En esta batalla del coronavirus tenemos todos los elementos propios de una guerra: héroes, villanos, propaganda mediática, verdades, mentiras, caos, teorías de la conspiración, sufrimiento, muertes...

El apartado del reconocimiento de los héroes es uno de los pocos en los que nuestra sociedad muestra cierta unanimidad; fuerzas y cuerpos de seguridad del Estado, personal sanitario en toda su extensión, personal de limpieza, cajeros, reponedores, transportistas, etc. Pero hay un “colectivo” de nuevo olvidado en esta guerra, invisible en los medios y redes sociales: nuestros sacerdotes.

No se trata sólo de su labor callada, celebrando la Eucaristía y rezando incansablemente por todos nosotros. Hablamos de capellanes de hospitales, y muchos más, disponibles para el acompañamiento de los enfermos más graves, administrando los sacramentos y llevando consuelo a los moribundos, exponiéndose evidentemente al contagio. O de casos extremos como el del sacerdote italiano, que murió al ceder su respirador a un joven al que no conocía.

Nadie les nombrará. Nadie les homenajeará. Tampoco lo necesitan, pues no trabajan para el reconocimiento de este mundo. Y sin embargo, apostaría a que muchos de los que están muriendo, y de los que desgraciadamente morirán en los próximos días, querrán poder recibir el perdón y bendición de un sacerdote antes de dejar esta vida.
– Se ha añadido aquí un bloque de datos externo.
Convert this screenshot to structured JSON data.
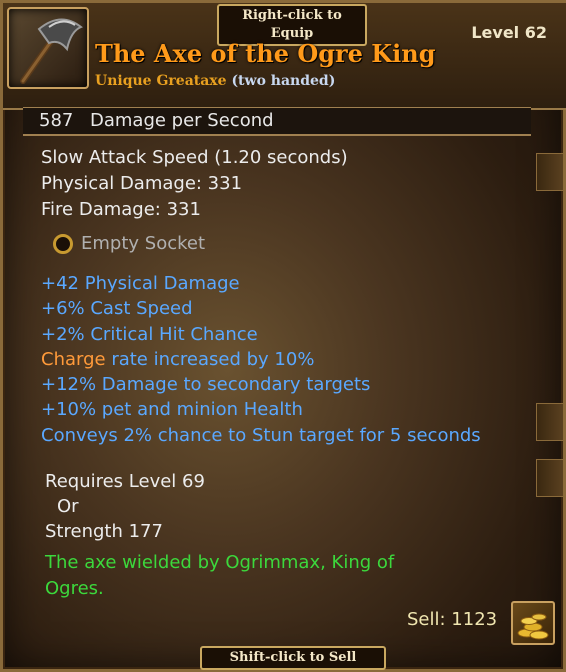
{
  "banners": {
    "equip": "Right-click to Equip",
    "sell": "Shift-click to Sell"
  },
  "item": {
    "level_label": "Level 62",
    "name": "The Axe of the Ogre King",
    "type": "Unique Greataxe",
    "handedness": "(two handed)"
  },
  "dps": {
    "value": "587",
    "label": "Damage per Second"
  },
  "stats": [
    "Slow Attack Speed (1.20 seconds)",
    "Physical Damage: 331",
    "Fire Damage: 331"
  ],
  "socket": "Empty Socket",
  "modifiers": {
    "m1": "+42 Physical Damage",
    "m2": "+6% Cast Speed",
    "m3": "+2% Critical Hit Chance",
    "m4_highlight": "Charge",
    "m4_rest": " rate increased by 10%",
    "m5": "+12% Damage to secondary targets",
    "m6": "+10% pet and minion Health",
    "m7": "Conveys 2% chance to Stun target for 5 seconds"
  },
  "requirements": {
    "level": "Requires Level 69",
    "or": "Or",
    "strength": "Strength 177"
  },
  "flavor": "The axe wielded by Ogrimmax, King of Ogres.",
  "sell": "Sell: 1123",
  "colors": {
    "item_name": "#ff9a1a",
    "modifier": "#5aa8ff",
    "highlight": "#ff9a3a",
    "flavor": "#3cd83c"
  },
  "icons": {
    "item": "greataxe-icon",
    "socket": "socket-ring-icon",
    "gold": "gold-pile-icon"
  }
}
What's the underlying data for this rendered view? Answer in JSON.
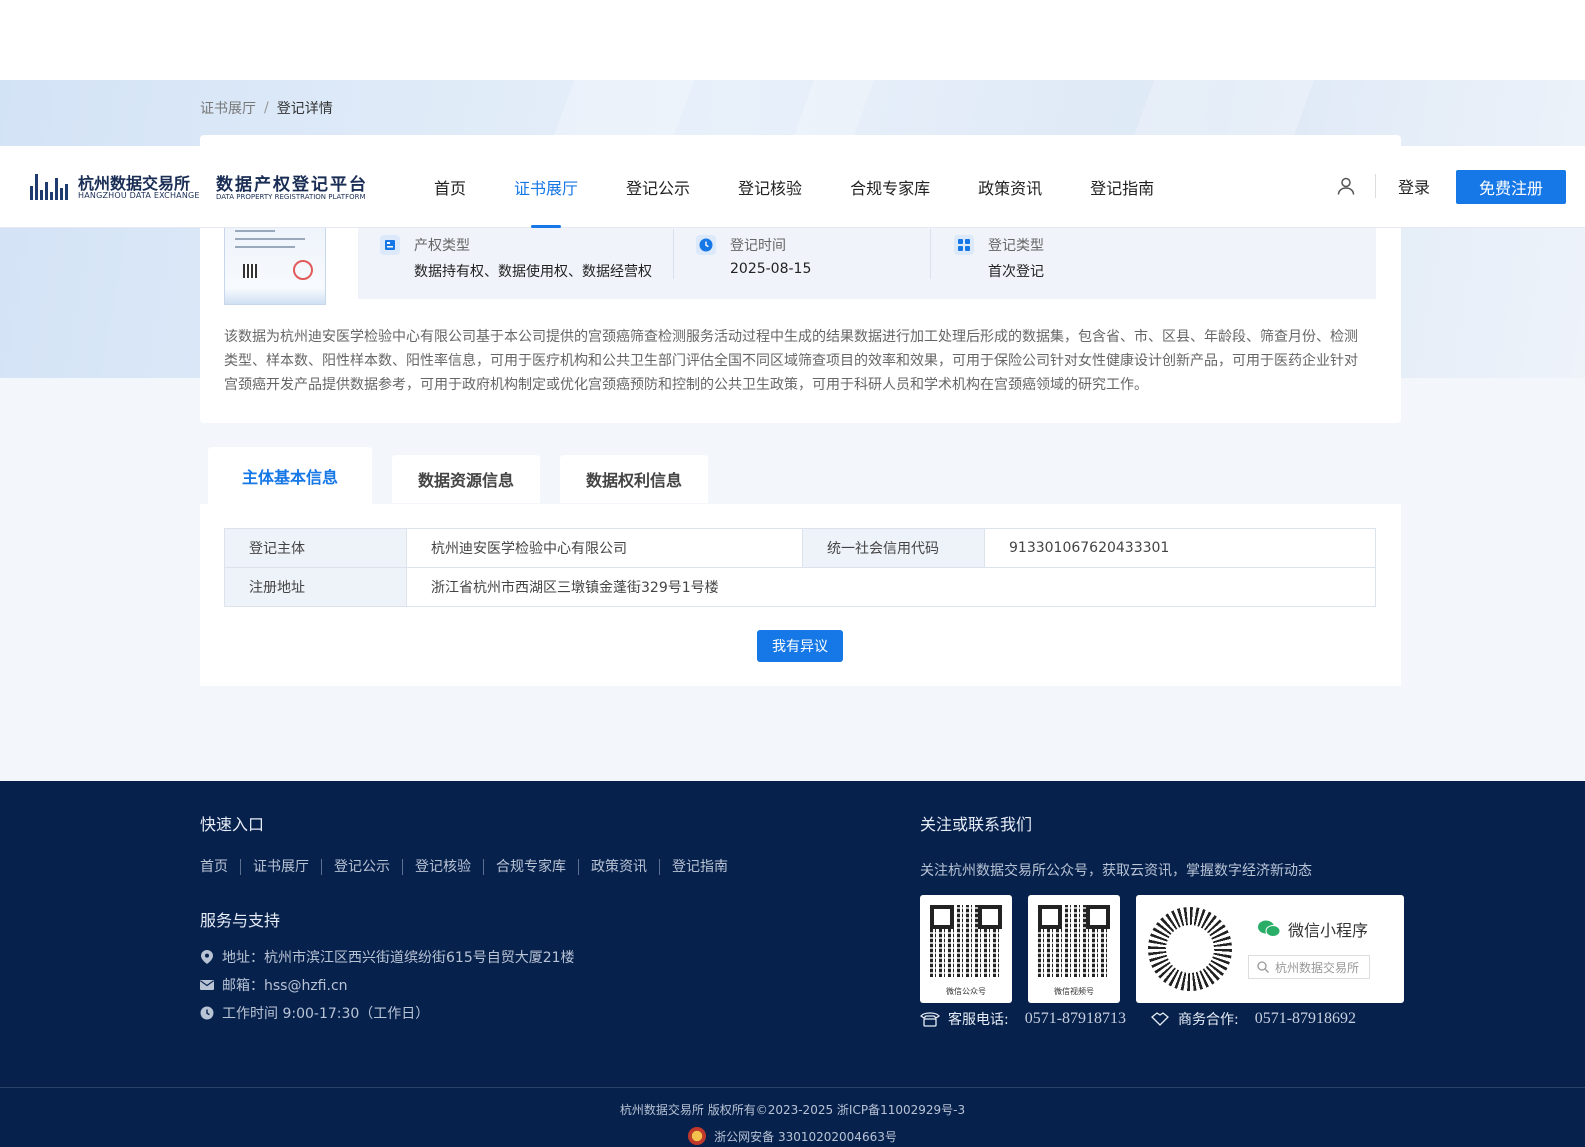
{
  "breadcrumb": {
    "parent": "证书展厅",
    "separator": "/",
    "current": "登记详情"
  },
  "header": {
    "logo_cn": "杭州数据交易所",
    "logo_en": "HANGZHOU DATA EXCHANGE",
    "platform_cn": "数据产权登记平台",
    "platform_en": "DATA PROPERTY REGISTRATION PLATFORM",
    "nav": [
      "首页",
      "证书展厅",
      "登记公示",
      "登记核验",
      "合规专家库",
      "政策资讯",
      "登记指南"
    ],
    "active_nav": "证书展厅",
    "login": "登录",
    "register": "免费注册"
  },
  "detail": {
    "right_type_label": "产权类型",
    "right_type_value": "数据持有权、数据使用权、数据经营权",
    "reg_time_label": "登记时间",
    "reg_time_value": "2025-08-15",
    "reg_kind_label": "登记类型",
    "reg_kind_value": "首次登记",
    "description": "该数据为杭州迪安医学检验中心有限公司基于本公司提供的宫颈癌筛查检测服务活动过程中生成的结果数据进行加工处理后形成的数据集，包含省、市、区县、年龄段、筛查月份、检测类型、样本数、阳性样本数、阳性率信息，可用于医疗机构和公共卫生部门评估全国不同区域筛查项目的效率和效果，可用于保险公司针对女性健康设计创新产品，可用于医药企业针对宫颈癌开发产品提供数据参考，可用于政府机构制定或优化宫颈癌预防和控制的公共卫生政策，可用于科研人员和学术机构在宫颈癌领域的研究工作。"
  },
  "tabs": [
    "主体基本信息",
    "数据资源信息",
    "数据权利信息"
  ],
  "active_tab": "主体基本信息",
  "subject": {
    "entity_label": "登记主体",
    "entity_value": "杭州迪安医学检验中心有限公司",
    "credit_code_label": "统一社会信用代码",
    "credit_code_value": "913301067620433301",
    "address_label": "注册地址",
    "address_value": "浙江省杭州市西湖区三墩镇金蓬街329号1号楼"
  },
  "objection_button": "我有异议",
  "footer": {
    "quick_title": "快速入口",
    "quick_links": [
      "首页",
      "证书展厅",
      "登记公示",
      "登记核验",
      "合规专家库",
      "政策资讯",
      "登记指南"
    ],
    "service_title": "服务与支持",
    "address": "地址：杭州市滨江区西兴街道缤纷街615号自贸大厦21楼",
    "email": "邮箱：hss@hzfi.cn",
    "hours": "工作时间 9:00-17:30（工作日）",
    "follow_title": "关注或联系我们",
    "follow_text": "关注杭州数据交易所公众号，获取云资讯，掌握数字经济新动态",
    "qr_wechat_caption": "微信公众号",
    "qr_video_caption": "微信视频号",
    "mini_program_title": "微信小程序",
    "mini_program_search": "杭州数据交易所",
    "service_phone_label": "客服电话:",
    "service_phone": "0571-87918713",
    "business_label": "商务合作:",
    "business_phone": "0571-87918692",
    "copyright": "杭州数据交易所 版权所有©2023-2025 浙ICP备11002929号-3",
    "beian": "浙公网安备 33010202004663号"
  },
  "colors": {
    "primary": "#1677e6",
    "footer_bg": "#07214d",
    "nav_text": "#222222"
  }
}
Se nos llena la boca de decir, una y otra vez, que este tiempo debe servir para recordarnos cuáles son las cosas importantes. Practicante o no, para una inmensa mayoría de población que se considera creyente, prepararse para encontrarse con Dios parece algo importante. Hecho para el que contar con un sacerdote se hace imprescindible. Abundan incluso los testimonios de ilustres ateos y agnósticos que, en el momento de morir, se reconciliaron con Dios. Habrá quien lo considere cobardía y debilidad de los instantes últimos. Sin embargo parece que, ante el encuentro inevitable de la hermana muerte, verdad incuestionable de toda vida, las teorías se desvanecen y el corazón se abre a acoger la otra gran Verdad: Dios, que nos conoce, que nos ama, que nos acoge, que nos espera. Hoy y siempre, con coronavirus o sin él.

Mas esto no lo encontrarás en ningún listado ni recomendación.